The day begins before dawn. According to the clock, it’s not too early, half-past six, but when the sky outside is black and it’s -15 degrees C outside, it takes an extra ounce of motivation to get out of bed. By habit, I check my smart-phone for today’s pollution reading. 325. At least the masks will keep our faces warm.
After a quick breakfast, my daughter bundles up in thermals, school uniform, sweater, windproof jacket, scarf, gloves, helmet – don’t forget the mask – and off we go, scooting through the city against an icy breeze. At least at this hour the traffic is not too bad, and the dryness of winter, though leaving us with parched throats, means we are unlikely to ride through snow. We laugh on the way as we ride past the man who does his morning run in a T-shirt and shorts – no mask – and marvel at the determination of this man. We arrive, and I kiss my daughter goodbye, wish her a good day, and watch her run off to be with her friends.
I scoot back through the city, slower, even though my load is lighter, so that I can spot a street vendor and pick up a breakfast snack. I find one on a side street, slightly sheltered from the icy wind, his face is weathered and red from bitter cold. His language is hard to understand, he’s from another place, but then again, so is mine. The snack is a salty-spicy-sour pancake from a northern province known for its extreme cold. I ask if the weather here feels warm to him, but he is not from there. He tells me how he left his hometown in a southern (warmer!) province, to find more opportunity in the big city. He is younger than me, but his daughter is twice the age of mine. He sees his family once a year.

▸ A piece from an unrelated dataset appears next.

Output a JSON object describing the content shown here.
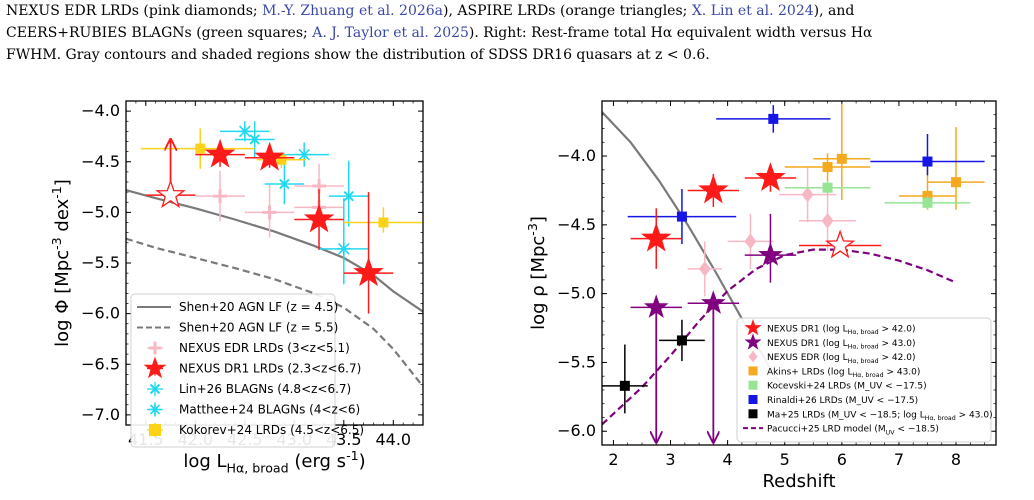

I wolf down my snack and scoot back home, weaving through the growing number of bicycles, motorbikes, buses, cars. As I pass the subway station, I negotiate the growing number of people who walk, faces turned down, watching their feet, if not their phones. They march, as though in unison, towards the warmth of the subway.

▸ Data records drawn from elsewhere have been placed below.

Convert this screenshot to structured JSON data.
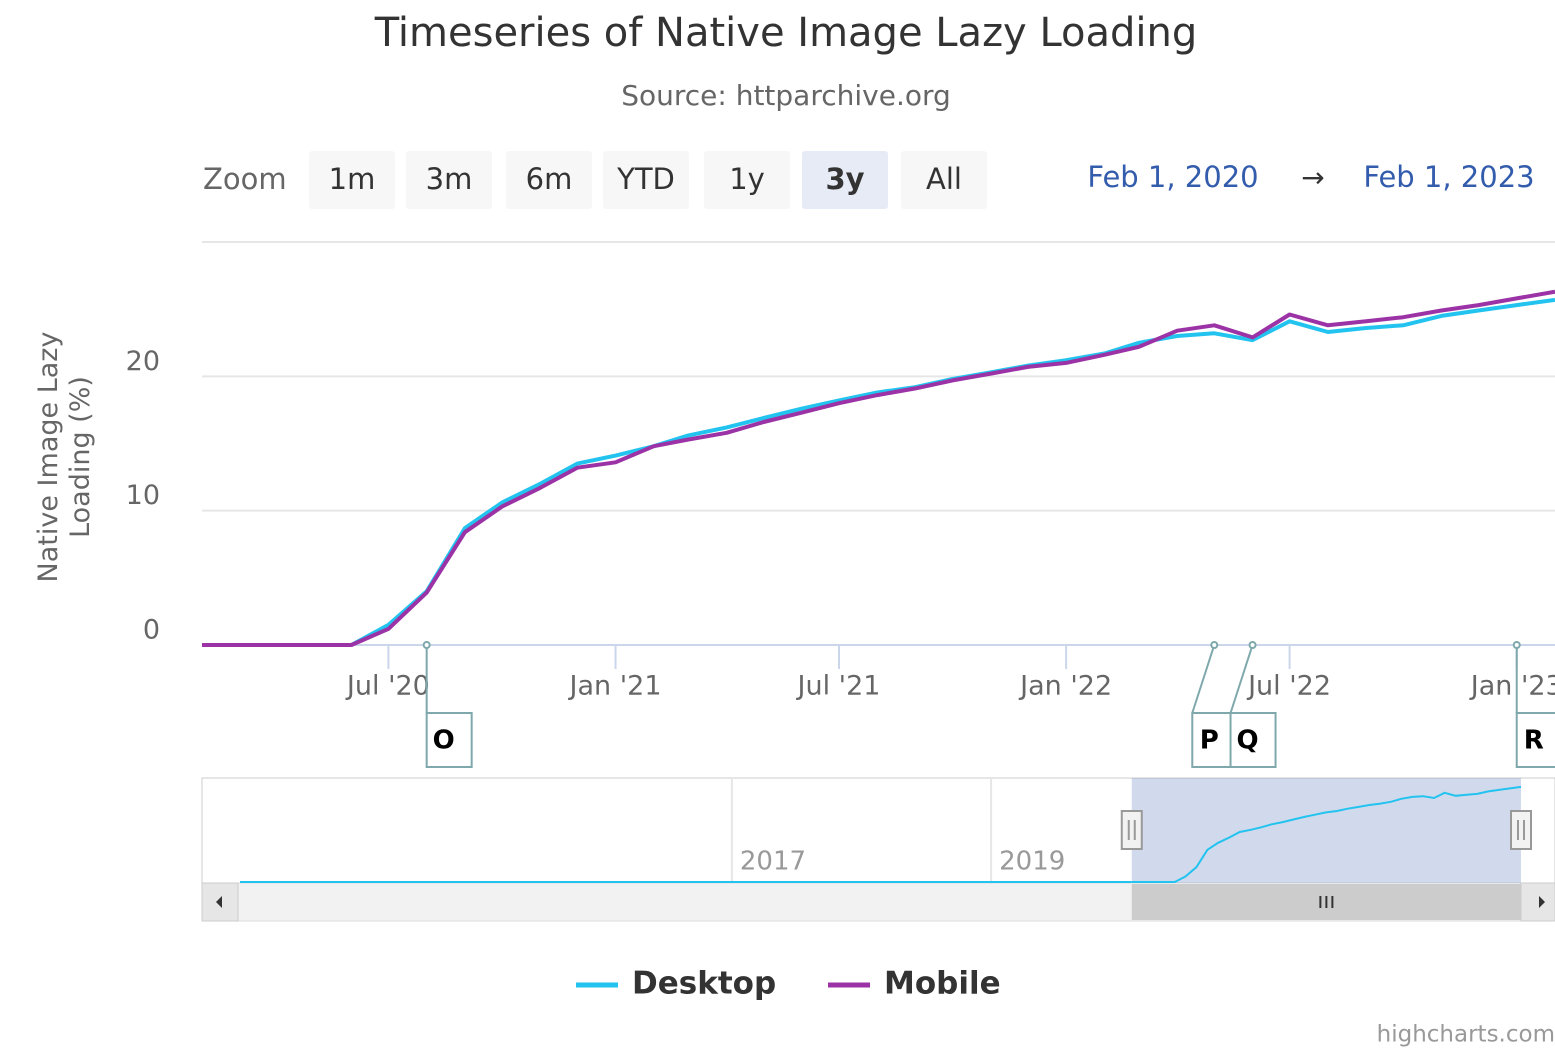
{
  "chart_data": {
    "type": "line",
    "title": "Timeseries of Native Image Lazy Loading",
    "subtitle": "Source: httparchive.org",
    "y_axis_label": "Native Image Lazy Loading (%)",
    "zoom_label": "Zoom",
    "range_buttons": [
      "1m",
      "3m",
      "6m",
      "YTD",
      "1y",
      "3y",
      "All"
    ],
    "selected_button": 5,
    "range_inputs": [
      {
        "value": "2020-02-01",
        "label": "Feb 1, 2020"
      },
      {
        "value": "2023-02-01",
        "label": "Feb 1, 2023"
      }
    ],
    "range_separator": "→",
    "x": [
      "2020-02-01",
      "2020-03-01",
      "2020-04-01",
      "2020-05-01",
      "2020-06-01",
      "2020-07-01",
      "2020-08-01",
      "2020-09-01",
      "2020-10-01",
      "2020-11-01",
      "2020-12-01",
      "2021-01-01",
      "2021-02-01",
      "2021-03-01",
      "2021-04-01",
      "2021-05-01",
      "2021-06-01",
      "2021-07-01",
      "2021-08-01",
      "2021-09-01",
      "2021-10-01",
      "2021-11-01",
      "2021-12-01",
      "2022-01-01",
      "2022-02-01",
      "2022-03-01",
      "2022-04-01",
      "2022-05-01",
      "2022-06-01",
      "2022-07-01",
      "2022-08-01",
      "2022-09-01",
      "2022-10-01",
      "2022-11-01",
      "2022-12-01",
      "2023-01-01",
      "2023-02-01"
    ],
    "series": [
      {
        "name": "Desktop",
        "color": "#22c3ee",
        "values": [
          0,
          0,
          0,
          0,
          0,
          1.5,
          4,
          8.7,
          10.6,
          12,
          13.5,
          14.1,
          14.8,
          15.6,
          16.2,
          16.9,
          17.6,
          18.2,
          18.8,
          19.2,
          19.8,
          20.3,
          20.8,
          21.2,
          21.7,
          22.5,
          23.0,
          23.2,
          22.7,
          24.1,
          23.3,
          23.6,
          23.8,
          24.5,
          24.9,
          25.3,
          25.7
        ]
      },
      {
        "name": "Mobile",
        "color": "#9b32a6",
        "values": [
          0,
          0,
          0,
          0,
          0,
          1.2,
          3.9,
          8.4,
          10.3,
          11.7,
          13.2,
          13.6,
          14.8,
          15.3,
          15.8,
          16.6,
          17.3,
          18.0,
          18.6,
          19.1,
          19.7,
          20.2,
          20.7,
          21.0,
          21.6,
          22.2,
          23.4,
          23.8,
          22.9,
          24.6,
          23.8,
          24.1,
          24.4,
          24.9,
          25.3,
          25.8,
          26.3
        ]
      }
    ],
    "xlim": [
      "2020-02-01",
      "2023-02-01"
    ],
    "xticks": [
      {
        "value": "2020-07-01",
        "label": "Jul '20"
      },
      {
        "value": "2021-01-01",
        "label": "Jan '21"
      },
      {
        "value": "2021-07-01",
        "label": "Jul '21"
      },
      {
        "value": "2022-01-01",
        "label": "Jan '22"
      },
      {
        "value": "2022-07-01",
        "label": "Jul '22"
      },
      {
        "value": "2023-01-01",
        "label": "Jan '23"
      }
    ],
    "ylim": [
      0,
      30
    ],
    "yticks": [
      0,
      10,
      20
    ],
    "grid": true,
    "flags": [
      {
        "x": "2020-08-01",
        "title": "O"
      },
      {
        "x": "2022-05-01",
        "title": "P"
      },
      {
        "x": "2022-06-01",
        "title": "Q"
      },
      {
        "x": "2023-01-01",
        "title": "R"
      }
    ],
    "navigator": {
      "xlim": [
        "2012-12-01",
        "2023-02-01"
      ],
      "xticks": [
        {
          "value": "2017-01-01",
          "label": "2017"
        },
        {
          "value": "2019-01-01",
          "label": "2019"
        }
      ]
    },
    "legend": "bottom",
    "credits": "highcharts.com"
  }
}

Like the street vendor, they came to the city to find opportunity, to find hope. But their faces, at least the ones not hidden by scarves or masks, do not express that they have found any.
They march, almost fatalistically, to catch the subway with 9 million other commuters. They march into the urban throng.
I arrive home as the sun peeks through the smog on its way into the sky. I prepare for the rest of my day, safe in the warmth of my unit, and, looking down on the junction below, again catch a glimpse of the huddle at the entrance to the subway, each person nudging the one in front, quietly jostling to get to the front of the line. I watch them compete, for their place in the queue, for their place in society, for their place in life, and silently ask the God of this city that some of them might today hear about the only true Hope.